In February 1900, Hill announced his candidacy for a Kanawha County seat in the West Virginia House of Delegates. Hill was the only African-American candidate for a legislative seat in West Virginia's primary elections. He narrowly lost to Shelton Johnson in the Republican primary in May 1900.

== Later life and death ==
Hill resigned from his positions at the West Virginia Colored Institute in 1903 and spent the following year traveling across the Western United States and Mexico. He then resided in Oklahoma before returning to West Virginia in 1913. During World War I, Hill served as a welfare worker in the coalfields of Southern West Virginia. Following the war, Hill worked as an assistant at the West Virginia Workmen's Department of Compensation in nearby Charleston, and he remained in this position until 1929. Declining health led to Hill resigning from this position.

Hill visited the institute (then known as West Virginia Collegiate Institute) in November 1922, and delivered a presentation on "Mexico and Its People", based upon his personal knowledge from his travels in Mexico. While Hill no longer worked directly for the institute, he continued his affiliation with the school as an occasional lecturer at student assemblies and informal advisor to students.

In 1933, Hill published Princess Malah, a historical novel about a slave on the plantation of Samuel Washington, George Washington's brother. Hill wrote Princess Malah "to depict the relationships existing between the master and slave in the period of our history just prior to the Revolutionary War". As a descendant of slaves in George Washington's household, Hill grew up listening to stories about the private lives of the Washington family. In Hill's novel, Princess Malah is the daughter of Lawrence Washington and the rightful heiress to Mount Vernon.

In 1935, West Virginia's State Board of Education honored Hill's service to West Virginia State College by naming him the college's president emeritus. In April 1936, Hill was a founding member of the West Virginia sustaining membership committee of the Association for the Study of Negro Life and History. In May 1936, as president emeritus, Hill participated in West Virginia State's Founder's Day exercises on the 44th anniversary of the college's opening.

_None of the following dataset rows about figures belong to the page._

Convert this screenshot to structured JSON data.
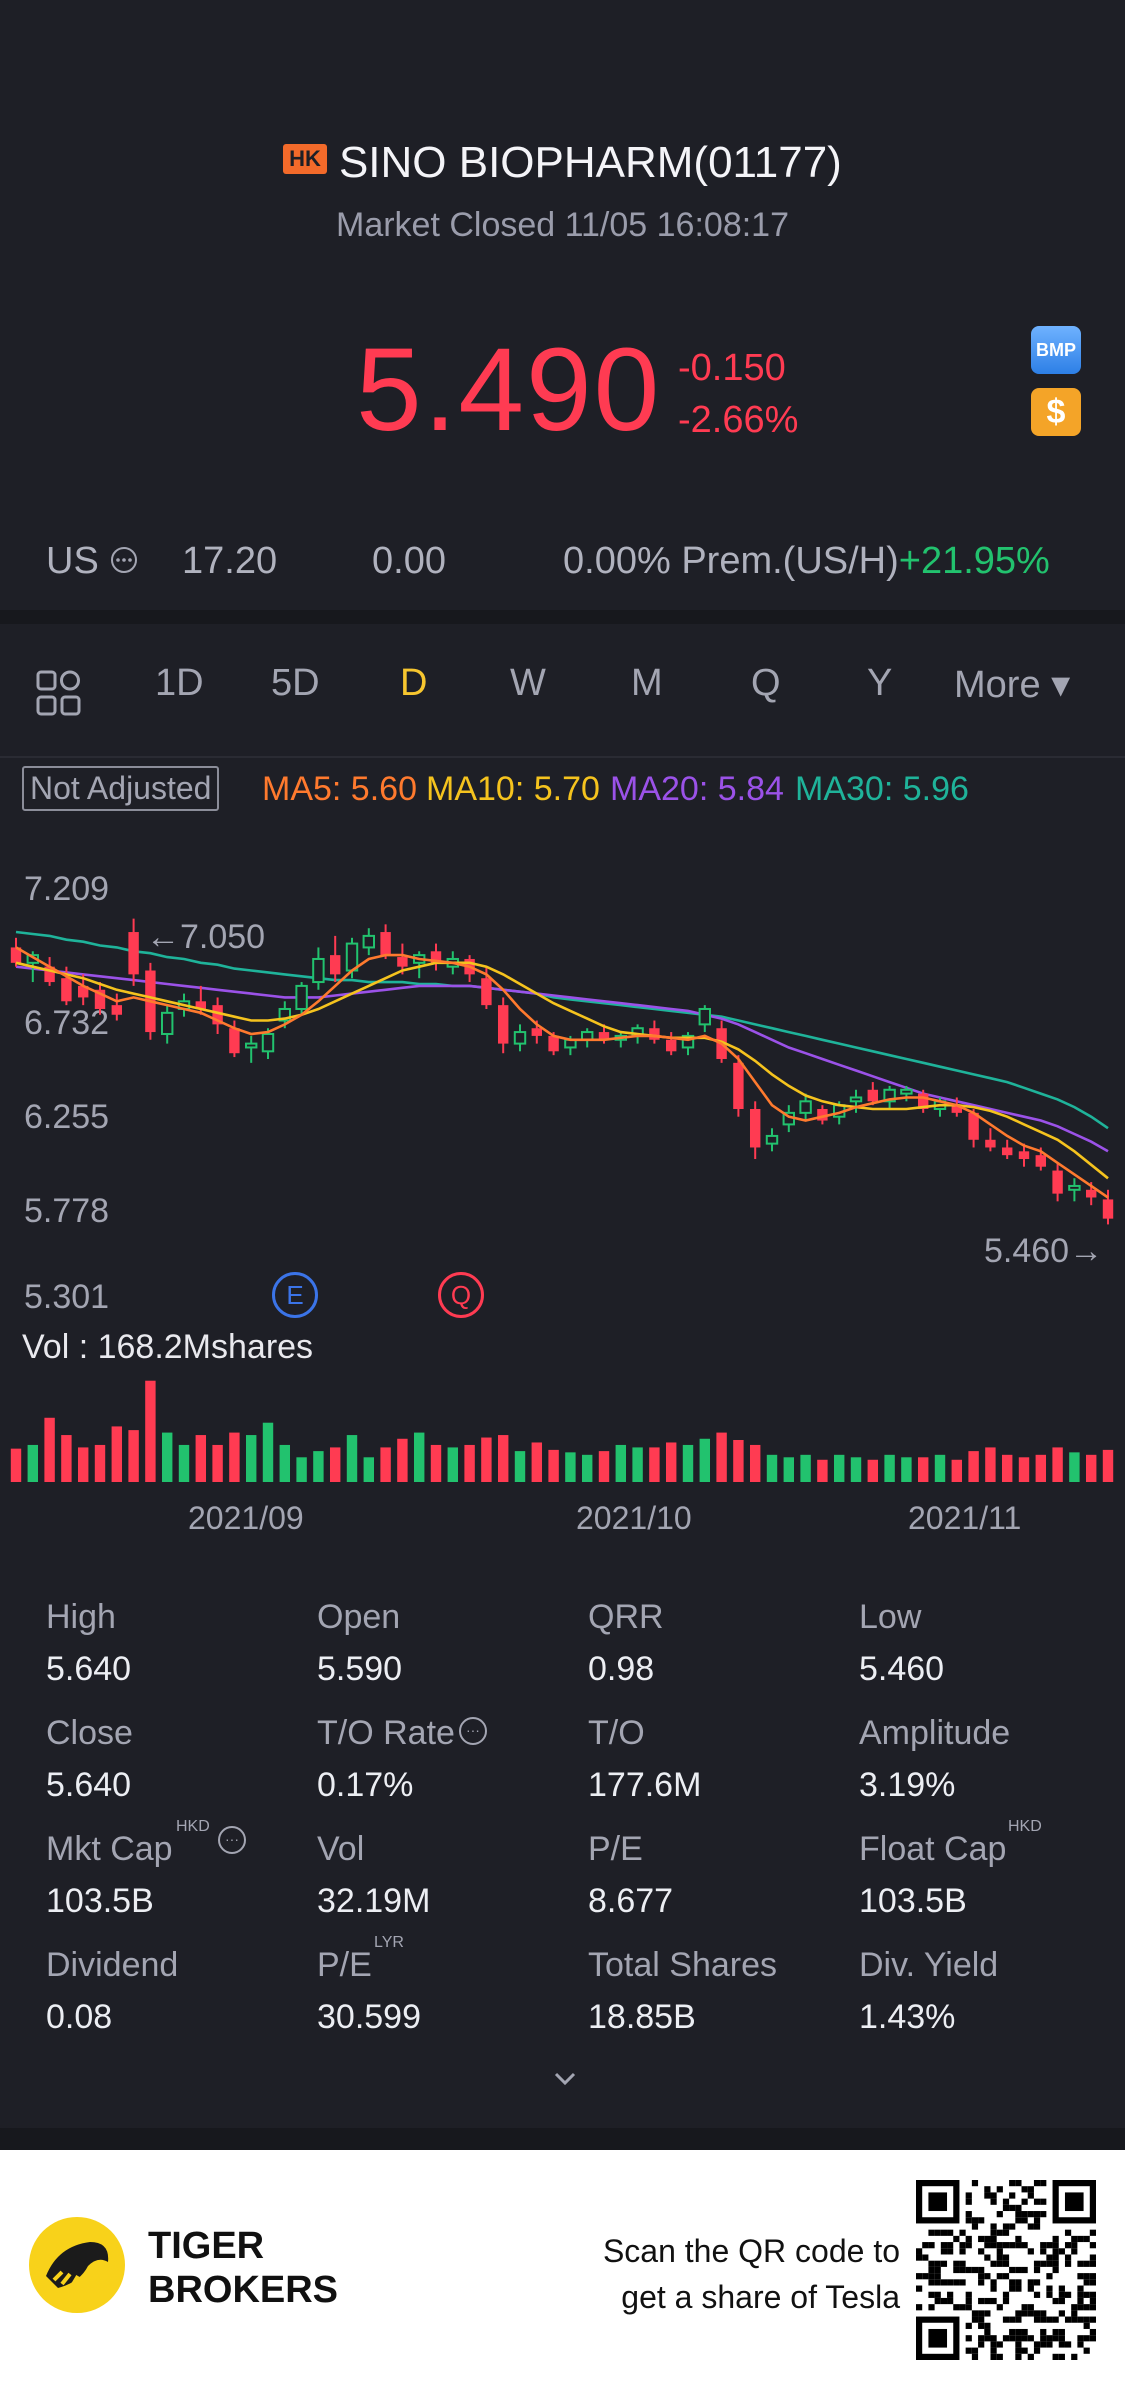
{
  "header": {
    "exchange_badge": "HK",
    "title": "SINO BIOPHARM(01177)",
    "status": "Market Closed 11/05 16:08:17"
  },
  "quote": {
    "price": "5.490",
    "change": "-0.150",
    "change_pct": "-2.66%",
    "bmp_label": "BMP",
    "dollar_label": "$"
  },
  "us_row": {
    "label": "US",
    "price": "17.20",
    "change": "0.00",
    "change_pct": "0.00%",
    "prem_label": "Prem.(US/H)",
    "prem_value": "+21.95%"
  },
  "tabs": [
    "1D",
    "5D",
    "D",
    "W",
    "M",
    "Q",
    "Y",
    "More ▾"
  ],
  "active_tab": "D",
  "ma_row": {
    "not_adjusted": "Not Adjusted",
    "ma5": "MA5: 5.60",
    "ma10": "MA10: 5.70",
    "ma20": "MA20: 5.84",
    "ma30": "MA30: 5.96"
  },
  "colors": {
    "up": "#22c26e",
    "down": "#ff3b52",
    "ma5": "#ff7a2e",
    "ma10": "#f5c31e",
    "ma20": "#9b52e8",
    "ma30": "#1fb39a",
    "active_tab": "#f7c62f"
  },
  "chart_data": {
    "type": "candlestick",
    "y_ticks": [
      "7.209",
      "6.732",
      "6.255",
      "5.778",
      "5.301"
    ],
    "ylim": [
      5.301,
      7.209
    ],
    "high_marker": "7.050",
    "low_marker": "5.460",
    "event_markers": [
      "E",
      "Q"
    ],
    "volume_label": "Vol  : 168.2Mshares",
    "x_labels": [
      "2021/09",
      "2021/10",
      "2021/11"
    ],
    "candles": [
      {
        "o": 6.9,
        "h": 6.95,
        "l": 6.8,
        "c": 6.82
      },
      {
        "o": 6.82,
        "h": 6.88,
        "l": 6.72,
        "c": 6.86
      },
      {
        "o": 6.8,
        "h": 6.85,
        "l": 6.7,
        "c": 6.72
      },
      {
        "o": 6.74,
        "h": 6.8,
        "l": 6.6,
        "c": 6.62
      },
      {
        "o": 6.7,
        "h": 6.76,
        "l": 6.6,
        "c": 6.64
      },
      {
        "o": 6.68,
        "h": 6.72,
        "l": 6.55,
        "c": 6.58
      },
      {
        "o": 6.6,
        "h": 6.66,
        "l": 6.52,
        "c": 6.55
      },
      {
        "o": 6.98,
        "h": 7.05,
        "l": 6.7,
        "c": 6.76
      },
      {
        "o": 6.78,
        "h": 6.82,
        "l": 6.42,
        "c": 6.46
      },
      {
        "o": 6.45,
        "h": 6.6,
        "l": 6.4,
        "c": 6.56
      },
      {
        "o": 6.58,
        "h": 6.66,
        "l": 6.54,
        "c": 6.62
      },
      {
        "o": 6.62,
        "h": 6.7,
        "l": 6.55,
        "c": 6.58
      },
      {
        "o": 6.6,
        "h": 6.64,
        "l": 6.45,
        "c": 6.5
      },
      {
        "o": 6.48,
        "h": 6.52,
        "l": 6.33,
        "c": 6.35
      },
      {
        "o": 6.38,
        "h": 6.44,
        "l": 6.3,
        "c": 6.4
      },
      {
        "o": 6.36,
        "h": 6.48,
        "l": 6.32,
        "c": 6.45
      },
      {
        "o": 6.52,
        "h": 6.62,
        "l": 6.48,
        "c": 6.58
      },
      {
        "o": 6.58,
        "h": 6.72,
        "l": 6.55,
        "c": 6.7
      },
      {
        "o": 6.72,
        "h": 6.9,
        "l": 6.68,
        "c": 6.84
      },
      {
        "o": 6.86,
        "h": 6.96,
        "l": 6.72,
        "c": 6.76
      },
      {
        "o": 6.78,
        "h": 6.95,
        "l": 6.74,
        "c": 6.92
      },
      {
        "o": 6.9,
        "h": 7.0,
        "l": 6.86,
        "c": 6.96
      },
      {
        "o": 6.98,
        "h": 7.02,
        "l": 6.84,
        "c": 6.86
      },
      {
        "o": 6.85,
        "h": 6.92,
        "l": 6.76,
        "c": 6.8
      },
      {
        "o": 6.82,
        "h": 6.88,
        "l": 6.74,
        "c": 6.86
      },
      {
        "o": 6.88,
        "h": 6.92,
        "l": 6.78,
        "c": 6.82
      },
      {
        "o": 6.8,
        "h": 6.88,
        "l": 6.76,
        "c": 6.84
      },
      {
        "o": 6.84,
        "h": 6.86,
        "l": 6.72,
        "c": 6.76
      },
      {
        "o": 6.74,
        "h": 6.8,
        "l": 6.58,
        "c": 6.6
      },
      {
        "o": 6.6,
        "h": 6.64,
        "l": 6.35,
        "c": 6.4
      },
      {
        "o": 6.4,
        "h": 6.5,
        "l": 6.36,
        "c": 6.46
      },
      {
        "o": 6.48,
        "h": 6.52,
        "l": 6.4,
        "c": 6.44
      },
      {
        "o": 6.44,
        "h": 6.46,
        "l": 6.34,
        "c": 6.36
      },
      {
        "o": 6.38,
        "h": 6.44,
        "l": 6.34,
        "c": 6.42
      },
      {
        "o": 6.42,
        "h": 6.48,
        "l": 6.38,
        "c": 6.46
      },
      {
        "o": 6.46,
        "h": 6.5,
        "l": 6.4,
        "c": 6.42
      },
      {
        "o": 6.42,
        "h": 6.46,
        "l": 6.38,
        "c": 6.44
      },
      {
        "o": 6.44,
        "h": 6.5,
        "l": 6.4,
        "c": 6.48
      },
      {
        "o": 6.48,
        "h": 6.52,
        "l": 6.4,
        "c": 6.42
      },
      {
        "o": 6.42,
        "h": 6.46,
        "l": 6.34,
        "c": 6.36
      },
      {
        "o": 6.38,
        "h": 6.46,
        "l": 6.34,
        "c": 6.44
      },
      {
        "o": 6.5,
        "h": 6.6,
        "l": 6.46,
        "c": 6.58
      },
      {
        "o": 6.48,
        "h": 6.52,
        "l": 6.3,
        "c": 6.32
      },
      {
        "o": 6.3,
        "h": 6.34,
        "l": 6.02,
        "c": 6.06
      },
      {
        "o": 6.06,
        "h": 6.1,
        "l": 5.8,
        "c": 5.86
      },
      {
        "o": 5.88,
        "h": 5.96,
        "l": 5.84,
        "c": 5.92
      },
      {
        "o": 5.98,
        "h": 6.08,
        "l": 5.94,
        "c": 6.04
      },
      {
        "o": 6.04,
        "h": 6.14,
        "l": 6.0,
        "c": 6.1
      },
      {
        "o": 6.06,
        "h": 6.08,
        "l": 5.98,
        "c": 6.0
      },
      {
        "o": 6.02,
        "h": 6.1,
        "l": 5.98,
        "c": 6.08
      },
      {
        "o": 6.1,
        "h": 6.16,
        "l": 6.04,
        "c": 6.12
      },
      {
        "o": 6.16,
        "h": 6.2,
        "l": 6.08,
        "c": 6.1
      },
      {
        "o": 6.1,
        "h": 6.18,
        "l": 6.06,
        "c": 6.16
      },
      {
        "o": 6.14,
        "h": 6.18,
        "l": 6.1,
        "c": 6.16
      },
      {
        "o": 6.14,
        "h": 6.16,
        "l": 6.04,
        "c": 6.06
      },
      {
        "o": 6.06,
        "h": 6.12,
        "l": 6.02,
        "c": 6.1
      },
      {
        "o": 6.08,
        "h": 6.12,
        "l": 6.02,
        "c": 6.04
      },
      {
        "o": 6.04,
        "h": 6.06,
        "l": 5.86,
        "c": 5.9
      },
      {
        "o": 5.9,
        "h": 5.96,
        "l": 5.84,
        "c": 5.86
      },
      {
        "o": 5.86,
        "h": 5.9,
        "l": 5.8,
        "c": 5.82
      },
      {
        "o": 5.84,
        "h": 5.88,
        "l": 5.76,
        "c": 5.8
      },
      {
        "o": 5.82,
        "h": 5.86,
        "l": 5.74,
        "c": 5.76
      },
      {
        "o": 5.74,
        "h": 5.78,
        "l": 5.58,
        "c": 5.62
      },
      {
        "o": 5.64,
        "h": 5.7,
        "l": 5.58,
        "c": 5.66
      },
      {
        "o": 5.64,
        "h": 5.68,
        "l": 5.56,
        "c": 5.6
      },
      {
        "o": 5.59,
        "h": 5.64,
        "l": 5.46,
        "c": 5.49
      }
    ],
    "ma5": [
      6.9,
      6.85,
      6.8,
      6.75,
      6.7,
      6.66,
      6.62,
      6.64,
      6.62,
      6.6,
      6.58,
      6.56,
      6.52,
      6.48,
      6.45,
      6.46,
      6.5,
      6.55,
      6.62,
      6.7,
      6.78,
      6.84,
      6.86,
      6.86,
      6.84,
      6.83,
      6.82,
      6.8,
      6.76,
      6.68,
      6.58,
      6.5,
      6.44,
      6.42,
      6.42,
      6.42,
      6.43,
      6.44,
      6.44,
      6.43,
      6.42,
      6.44,
      6.4,
      6.32,
      6.2,
      6.08,
      6.02,
      6.0,
      6.02,
      6.04,
      6.07,
      6.09,
      6.11,
      6.12,
      6.12,
      6.1,
      6.08,
      6.04,
      5.98,
      5.92,
      5.87,
      5.84,
      5.78,
      5.72,
      5.66,
      5.6
    ],
    "ma10": [
      6.82,
      6.8,
      6.78,
      6.76,
      6.74,
      6.71,
      6.68,
      6.66,
      6.64,
      6.62,
      6.6,
      6.58,
      6.56,
      6.54,
      6.52,
      6.52,
      6.53,
      6.55,
      6.58,
      6.62,
      6.66,
      6.7,
      6.74,
      6.78,
      6.8,
      6.82,
      6.82,
      6.82,
      6.8,
      6.76,
      6.71,
      6.66,
      6.61,
      6.57,
      6.53,
      6.49,
      6.46,
      6.45,
      6.44,
      6.43,
      6.43,
      6.43,
      6.41,
      6.37,
      6.31,
      6.24,
      6.18,
      6.13,
      6.1,
      6.08,
      6.07,
      6.06,
      6.06,
      6.06,
      6.07,
      6.08,
      6.08,
      6.07,
      6.05,
      6.02,
      5.98,
      5.94,
      5.9,
      5.84,
      5.77,
      5.7
    ],
    "ma20": [
      6.8,
      6.79,
      6.78,
      6.77,
      6.76,
      6.75,
      6.74,
      6.73,
      6.72,
      6.71,
      6.7,
      6.69,
      6.68,
      6.67,
      6.66,
      6.65,
      6.64,
      6.64,
      6.64,
      6.65,
      6.66,
      6.67,
      6.68,
      6.69,
      6.7,
      6.7,
      6.7,
      6.7,
      6.69,
      6.68,
      6.67,
      6.66,
      6.65,
      6.64,
      6.63,
      6.62,
      6.61,
      6.6,
      6.59,
      6.58,
      6.57,
      6.55,
      6.53,
      6.5,
      6.46,
      6.42,
      6.38,
      6.35,
      6.32,
      6.29,
      6.26,
      6.23,
      6.2,
      6.17,
      6.14,
      6.12,
      6.1,
      6.08,
      6.06,
      6.04,
      6.02,
      6.0,
      5.97,
      5.93,
      5.89,
      5.84
    ],
    "ma30": [
      6.98,
      6.97,
      6.96,
      6.94,
      6.93,
      6.91,
      6.9,
      6.88,
      6.87,
      6.85,
      6.84,
      6.82,
      6.81,
      6.79,
      6.78,
      6.77,
      6.76,
      6.75,
      6.74,
      6.73,
      6.73,
      6.72,
      6.72,
      6.72,
      6.71,
      6.71,
      6.7,
      6.7,
      6.69,
      6.68,
      6.67,
      6.66,
      6.64,
      6.63,
      6.62,
      6.61,
      6.6,
      6.59,
      6.58,
      6.57,
      6.56,
      6.55,
      6.54,
      6.52,
      6.5,
      6.48,
      6.46,
      6.44,
      6.42,
      6.4,
      6.38,
      6.36,
      6.34,
      6.32,
      6.3,
      6.28,
      6.26,
      6.24,
      6.22,
      6.2,
      6.17,
      6.14,
      6.11,
      6.07,
      6.02,
      5.96
    ],
    "volumes": [
      0.27,
      0.3,
      0.52,
      0.38,
      0.28,
      0.3,
      0.45,
      0.42,
      0.82,
      0.4,
      0.3,
      0.38,
      0.3,
      0.4,
      0.38,
      0.48,
      0.3,
      0.2,
      0.25,
      0.28,
      0.38,
      0.2,
      0.28,
      0.35,
      0.4,
      0.3,
      0.28,
      0.3,
      0.36,
      0.38,
      0.25,
      0.32,
      0.26,
      0.24,
      0.22,
      0.25,
      0.3,
      0.28,
      0.28,
      0.32,
      0.3,
      0.35,
      0.4,
      0.34,
      0.3,
      0.22,
      0.2,
      0.22,
      0.18,
      0.22,
      0.2,
      0.18,
      0.22,
      0.2,
      0.2,
      0.22,
      0.18,
      0.25,
      0.28,
      0.22,
      0.2,
      0.22,
      0.28,
      0.24,
      0.22,
      0.26
    ]
  },
  "stats": [
    {
      "label": "High",
      "value": "5.640"
    },
    {
      "label": "Open",
      "value": "5.590"
    },
    {
      "label": "QRR",
      "value": "0.98"
    },
    {
      "label": "Low",
      "value": "5.460"
    },
    {
      "label": "Close",
      "value": "5.640"
    },
    {
      "label": "T/O Rate",
      "value": "0.17%"
    },
    {
      "label": "T/O",
      "value": "177.6M"
    },
    {
      "label": "Amplitude",
      "value": "3.19%"
    },
    {
      "label": "Mkt Cap",
      "value": "103.5B",
      "sup": "HKD"
    },
    {
      "label": "Vol",
      "value": "32.19M"
    },
    {
      "label": "P/E",
      "value": "8.677"
    },
    {
      "label": "Float Cap",
      "value": "103.5B",
      "sup": "HKD"
    },
    {
      "label": "Dividend",
      "value": "0.08"
    },
    {
      "label": "P/E",
      "value": "30.599",
      "sup": "LYR"
    },
    {
      "label": "Total Shares",
      "value": "18.85B"
    },
    {
      "label": "Div. Yield",
      "value": "1.43%"
    }
  ],
  "footer": {
    "brand_line1": "TIGER",
    "brand_line2": "BROKERS",
    "scan_line1": "Scan the QR code to",
    "scan_line2": "get a share of Tesla"
  }
}
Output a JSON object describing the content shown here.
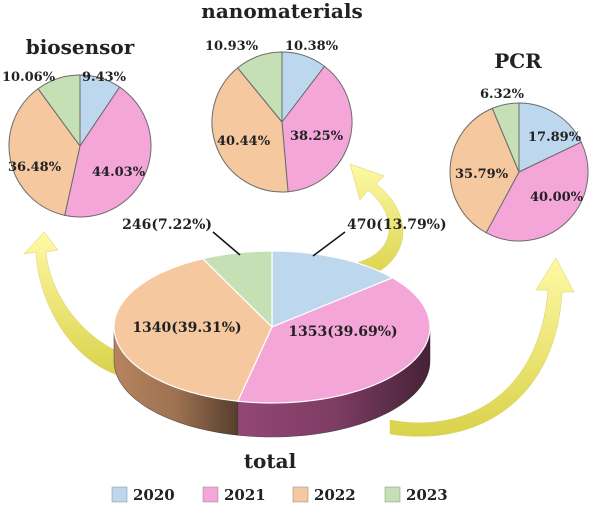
{
  "legend": [
    {
      "label": "2020",
      "color": "#bdd7ee"
    },
    {
      "label": "2021",
      "color": "#f4a6d8"
    },
    {
      "label": "2022",
      "color": "#f5c8a0"
    },
    {
      "label": "2023",
      "color": "#c5e0b4"
    }
  ],
  "chart_data": [
    {
      "type": "pie",
      "title": "total",
      "categories": [
        "2020",
        "2021",
        "2022",
        "2023"
      ],
      "values": [
        470,
        1353,
        1340,
        246
      ],
      "labels": [
        "470(13.79%)",
        "1353(39.69%)",
        "1340(39.31%)",
        "246(7.22%)"
      ]
    },
    {
      "type": "pie",
      "title": "biosensor",
      "categories": [
        "2020",
        "2021",
        "2022",
        "2023"
      ],
      "values": [
        9.43,
        44.03,
        36.48,
        10.06
      ],
      "labels": [
        "9.43%",
        "44.03%",
        "36.48%",
        "10.06%"
      ]
    },
    {
      "type": "pie",
      "title": "nanomaterials",
      "categories": [
        "2020",
        "2021",
        "2022",
        "2023"
      ],
      "values": [
        10.38,
        38.25,
        40.44,
        10.93
      ],
      "labels": [
        "10.38%",
        "38.25%",
        "40.44%",
        "10.93%"
      ]
    },
    {
      "type": "pie",
      "title": "PCR",
      "categories": [
        "2020",
        "2021",
        "2022",
        "2023"
      ],
      "values": [
        17.89,
        40.0,
        35.79,
        6.32
      ],
      "labels": [
        "17.89%",
        "40.00%",
        "35.79%",
        "6.32%"
      ]
    }
  ]
}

Hill died of sepsis on October 13, 1936, at his home in Institute. His funeral services were held at West Virginia State, and he was interred at Institute Cemetery.

== Legacy ==
West Virginia State University's Hill Hall is named for Hill. Hill Hall was a dormitory for upper-class women, and was built between 1936 and 1937 and renovated in 1979. Hill Hall formerly housed West Virginia State's Counseling and Tutoring Center, Upward Bound, and Special Services. Hill Hall currently houses the university's Business Administration, Economics, English, History, Modern Foreign Language, Political Science, and Sociology Departments.

== Personal life ==
On the morning of New Year's Day in January 1889, Hill married Etta Lovett in Harpers Ferry. According to The Shepherdstown Register, the "marriage was conducted very quietly on account of the recent death" of Lovett's father. Prior to her marriage, Lovett was the organist for Storer College in Harpers Ferry.